Ltrace: It takes time, error information, parameter transfer, and so on to track function library calls of running processes.
Dtrace/ftrace: The combination of the two tools mentioned above. DTrace is a tracing tool whichruns in the system level-this means you can trace all processes to and out of the Kerne l, rather than selecting a single process to trace.
Blktrace: Block I/O event tracer
PT-PMP:is a poor mans ' profiler, inspired by http://poormansprofiler.org. It can create and summarize full stack traces of processes on Linux. Summaries of stack traces can be the invaluable tool for diagnosing what a process are waiting for.
Pstack {pid of mysqld} > Pid.info pt-pmp pid.info

F, performance evaluation relatedCommon tools: Perf Top, perf record, gprof
Perf Record: Can be used to understand the real-time operation of the functions of the program. It uses the method of periodic sampling to count the proportions of each function. A higher ranking function, either a long time to be counted, or frequent calls are counted to many times, in either case, these functions are the devil to consume system resources, is a good object of optimization.
perf Top: Mainly used for real-time analysis of each function in a performance event on the heat, can quickly locate hot functions, including application functions,
The module function and kernel function can even locate the hotspot command. The default performance event is CPU cycles. Perl top-p PID (can be a thread's PID)
gprof: Can be used to statistics the actual time of the program's functions, through which you can accurately understand the time-consuming functions, so which functions need to optimize, it is self-evident.

integrated tools for H and all-inclusive: Sar/collectl, Dstat, view/proc/pid/xxx various information (such as/PROC/PID/FD view the file descriptor opened by this process, lsof-p pid), SYSCTL,/sys various information
The performance of the CPU can not be two kinds: 1 CPU is depleted, 2 CPU surplus idle, but the program overload. First, the CPU has been eaten up, the computational resources are gone, the program performance can not be further. The second, is also a common one, the CPU has not been eaten up, but the program is overloaded, this situation is mainly because the program is suspended waiting for some events, causing the waiting for two kinds of reasons: 1 synchronous blocking, 2 memory swap (memory is not).

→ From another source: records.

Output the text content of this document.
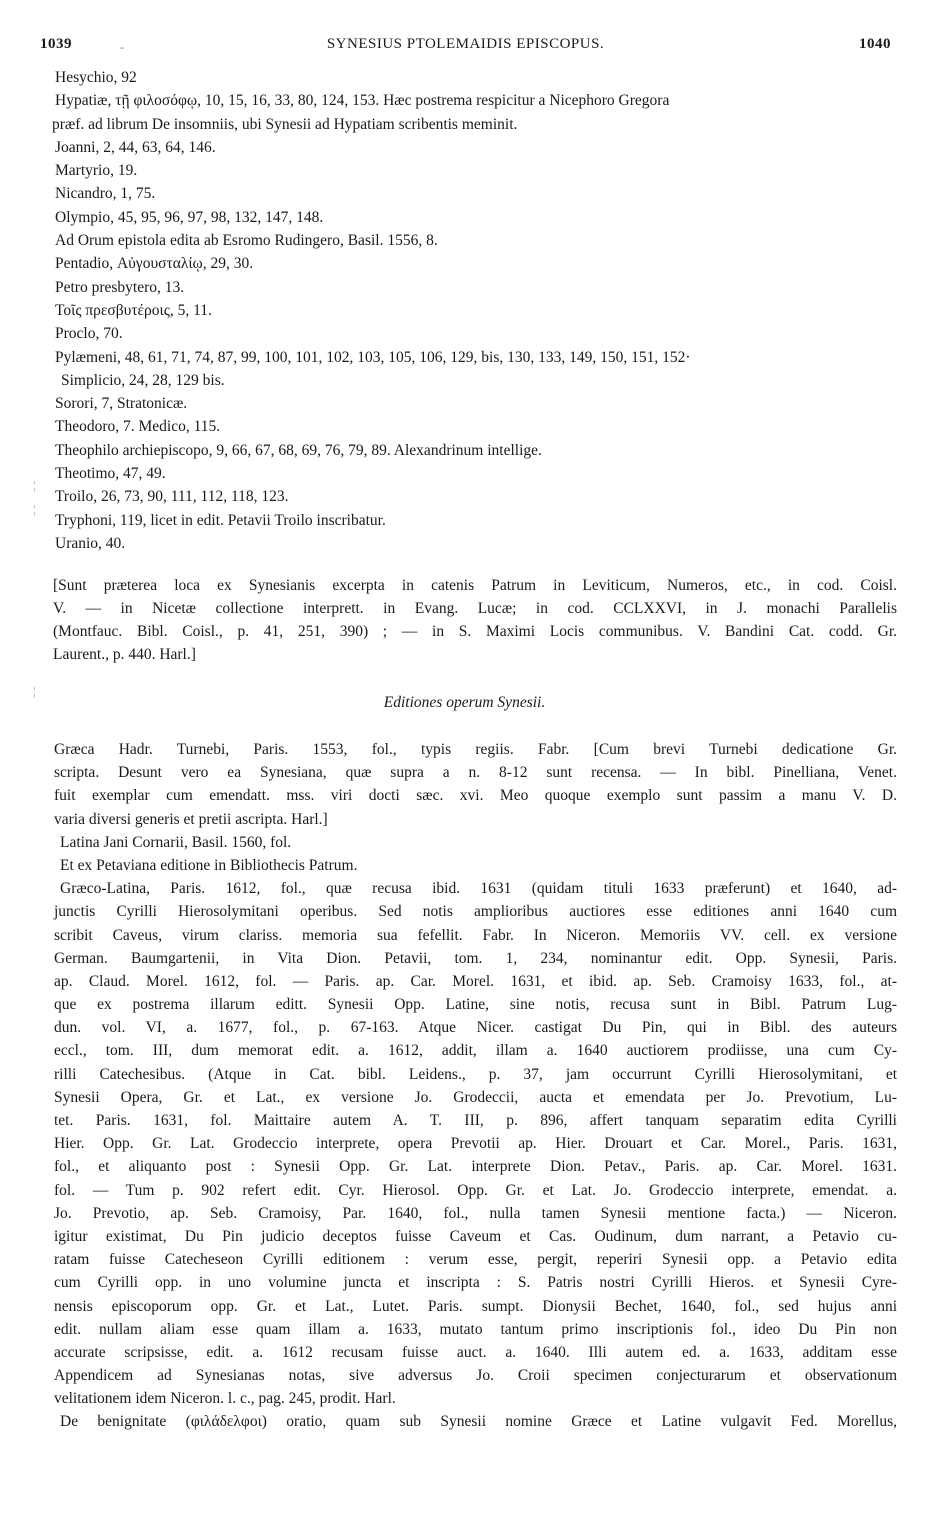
1039	SYNESIUS PTOLEMAIDIS EPISCOPUS.	1040
-
Hesychio, 92
Hypatiæ, τῇ φιλοσόφῳ, 10, 15, 16, 33, 80, 124, 153. Hæc postrema respicitur a Nicephoro Gregora
præf. ad librum De insomniis, ubi Synesii ad Hypatiam scribentis meminit.
Joanni, 2, 44, 63, 64, 146.
Martyrio, 19.
Nicandro, 1, 75.
Olympio, 45, 95, 96, 97, 98, 132, 147, 148.
Ad Orum epistola edita ab Esromo Rudingero, Basil. 1556, 8.
Pentadio, Αὐγουσταλίῳ, 29, 30.
Petro presbytero, 13.
Τοῖς πρεσβυτέροις, 5, 11.
Proclo, 70.
Pylæmeni, 48, 61, 71, 74, 87, 99, 100, 101, 102, 103, 105, 106, 129, bis, 130, 133, 149, 150, 151, 152·
Simplicio, 24, 28, 129 bis.
Sorori, 7, Stratonicæ.
Theodoro, 7. Medico, 115.
Theophilo archiepiscopo, 9, 66, 67, 68, 69, 76, 79, 89. Alexandrinum intellige.
Theotimo, 47, 49.
Troilo, 26, 73, 90, 111, 112, 118, 123.
Tryphoni, 119, licet in edit. Petavii Troilo inscribatur.
Uranio, 40.
[Sunt præterea loca ex Synesianis excerpta in catenis Patrum in Leviticum, Numeros, etc., in cod. Coisl.
V. — in Nicetæ collectione interprett. in Evang. Lucæ; in cod. CCLXXVI, in J. monachi Parallelis
(Montfauc. Bibl. Coisl., p. 41, 251, 390) ; — in S. Maximi Locis communibus. V. Bandini Cat. codd. Gr.
Laurent., p. 440. Harl.]
Editiones operum Synesii.
Græca Hadr. Turnebi, Paris. 1553, fol., typis regiis. Fabr. [Cum brevi Turnebi dedicatione Gr.
scripta. Desunt vero ea Synesiana, quæ supra a n. 8-12 sunt recensa. — In bibl. Pinelliana, Venet.
fuit exemplar cum emendatt. mss. viri docti sæc. xvi. Meo quoque exemplo sunt passim a manu V. D.
varia diversi generis et pretii ascripta. Harl.]
Latina Jani Cornarii, Basil. 1560, fol.
Et ex Petaviana editione in Bibliothecis Patrum.
Græco-Latina, Paris. 1612, fol., quæ recusa ibid. 1631 (quidam tituli 1633 præferunt) et 1640, ad-
junctis Cyrilli Hierosolymitani operibus. Sed notis amplioribus auctiores esse editiones anni 1640 cum
scribit Caveus, virum clariss. memoria sua fefellit. Fabr. In Niceron. Memoriis VV. cell. ex versione
German. Baumgartenii, in Vita Dion. Petavii, tom. 1, 234, nominantur edit. Opp. Synesii, Paris.
ap. Claud. Morel. 1612, fol. — Paris. ap. Car. Morel. 1631, et ibid. ap. Seb. Cramoisy 1633, fol., at-
que ex postrema illarum editt. Synesii Opp. Latine, sine notis, recusa sunt in Bibl. Patrum Lug-
dun. vol. VI, a. 1677, fol., p. 67-163. Atque Nicer. castigat Du Pin, qui in Bibl. des auteurs
eccl., tom. III, dum memorat edit. a. 1612, addit, illam a. 1640 auctiorem prodiisse, una cum Cy-
rilli Catechesibus. (Atque in Cat. bibl. Leidens., p. 37, jam occurrunt Cyrilli Hierosolymitani, et
Synesii Opera, Gr. et Lat., ex versione Jo. Grodeccii, aucta et emendata per Jo. Prevotium, Lu-
tet. Paris. 1631, fol. Maittaire autem A. T. III, p. 896, affert tanquam separatim edita Cyrilli
Hier. Opp. Gr. Lat. Grodeccio interprete, opera Prevotii ap. Hier. Drouart et Car. Morel., Paris. 1631,
fol., et aliquanto post : Synesii Opp. Gr. Lat. interprete Dion. Petav., Paris. ap. Car. Morel. 1631.
fol. — Tum p. 902 refert edit. Cyr. Hierosol. Opp. Gr. et Lat. Jo. Grodeccio interprete, emendat. a.
Jo. Prevotio, ap. Seb. Cramoisy, Par. 1640, fol., nulla tamen Synesii mentione facta.) — Niceron.
igitur existimat, Du Pin judicio deceptos fuisse Caveum et Cas. Oudinum, dum narrant, a Petavio cu-
ratam fuisse Catecheseon Cyrilli editionem : verum esse, pergit, reperiri Synesii opp. a Petavio edita
cum Cyrilli opp. in uno volumine juncta et inscripta : S. Patris nostri Cyrilli Hieros. et Synesii Cyre-
nensis episcoporum opp. Gr. et Lat., Lutet. Paris. sumpt. Dionysii Bechet, 1640, fol., sed hujus anni
edit. nullam aliam esse quam illam a. 1633, mutato tantum primo inscriptionis fol., ideo Du Pin non
accurate scripsisse, edit. a. 1612 recusam fuisse auct. a. 1640. Illi autem ed. a. 1633, additam esse
Appendicem ad Synesianas notas, sive adversus Jo. Croii specimen conjecturarum et observationum
velitationem idem Niceron. l. c., pag. 245, prodit. Harl.
De benignitate (φιλάδελφοι) oratio, quam sub Synesii nomine Græce et Latine vulgavit Fed. Morellus,
¦
¦
¦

The following example sar-u (pictured below) belongs to the second scenario: the CPU idle surplus, but the program is overloaded. According to the diagram, idle surplus at the same time, basically no iowait, this shows that the program is not blocking the IO aspect (also from the side of the proof is not swap caused by blocking), then the biggest suspicion of blocking is the mutex lock.




Reference: Https://github.com/brendangregg/perf-tools
Http://crtags.blogspot.com/2012/04/dtrace-ftrace-ltrace-strace-so-many-to.html
https://danielmiessler.com/study/tcpdump/
Http://ufsdump.org/papers/oscon2009-linux-monitoring.pdf



Contact Us

The content source of this page is from Internet, which doesn't represent Alibaba Cloud's opinion; products and services mentioned on that page don't have any relationship with Alibaba Cloud. If the content of the page makes you feel confusing, please write us an email, we will handle the problem within 5 days after receiving your email.

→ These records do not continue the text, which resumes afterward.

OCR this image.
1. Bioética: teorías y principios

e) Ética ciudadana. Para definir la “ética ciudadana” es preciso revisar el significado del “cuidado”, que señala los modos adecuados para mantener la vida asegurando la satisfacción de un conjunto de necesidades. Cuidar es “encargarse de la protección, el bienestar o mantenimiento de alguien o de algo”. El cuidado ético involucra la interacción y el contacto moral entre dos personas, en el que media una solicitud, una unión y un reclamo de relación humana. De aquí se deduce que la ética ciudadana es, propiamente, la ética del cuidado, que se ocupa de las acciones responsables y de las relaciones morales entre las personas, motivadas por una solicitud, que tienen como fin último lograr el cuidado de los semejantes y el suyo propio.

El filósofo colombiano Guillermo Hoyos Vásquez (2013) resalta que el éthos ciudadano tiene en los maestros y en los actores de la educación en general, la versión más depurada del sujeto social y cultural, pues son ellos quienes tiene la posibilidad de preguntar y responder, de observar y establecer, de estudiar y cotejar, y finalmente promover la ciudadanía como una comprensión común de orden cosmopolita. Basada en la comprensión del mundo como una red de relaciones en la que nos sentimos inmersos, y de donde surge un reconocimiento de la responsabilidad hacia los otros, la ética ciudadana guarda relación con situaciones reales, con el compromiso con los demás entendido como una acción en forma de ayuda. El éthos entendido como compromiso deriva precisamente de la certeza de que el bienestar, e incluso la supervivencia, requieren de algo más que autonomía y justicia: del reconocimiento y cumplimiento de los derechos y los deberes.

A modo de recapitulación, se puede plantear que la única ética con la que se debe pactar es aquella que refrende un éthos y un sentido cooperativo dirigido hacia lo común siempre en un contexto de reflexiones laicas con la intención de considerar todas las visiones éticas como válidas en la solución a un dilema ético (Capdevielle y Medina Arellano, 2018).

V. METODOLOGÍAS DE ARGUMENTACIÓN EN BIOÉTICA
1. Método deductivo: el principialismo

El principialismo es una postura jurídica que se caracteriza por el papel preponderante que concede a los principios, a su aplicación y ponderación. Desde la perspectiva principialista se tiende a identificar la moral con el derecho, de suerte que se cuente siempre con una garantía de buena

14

If you find any instances of plagiarism from the community, please send an email to: info-contact@alibabacloud.com and provide relevant evidence. A staff member will contact you within 5 working days.

A Free Trial That Lets You Build Big!

Start building with 50+ products and up to 12 months usage for Elastic Compute Service

  • Sales Support

    1 on 1 presale consultation

  • After-Sales Support

    24/7 Technical Support 6 Free Tickets per Quarter Faster Response

  • Alibaba Cloud offers highly flexible support services tailored to meet your exact needs.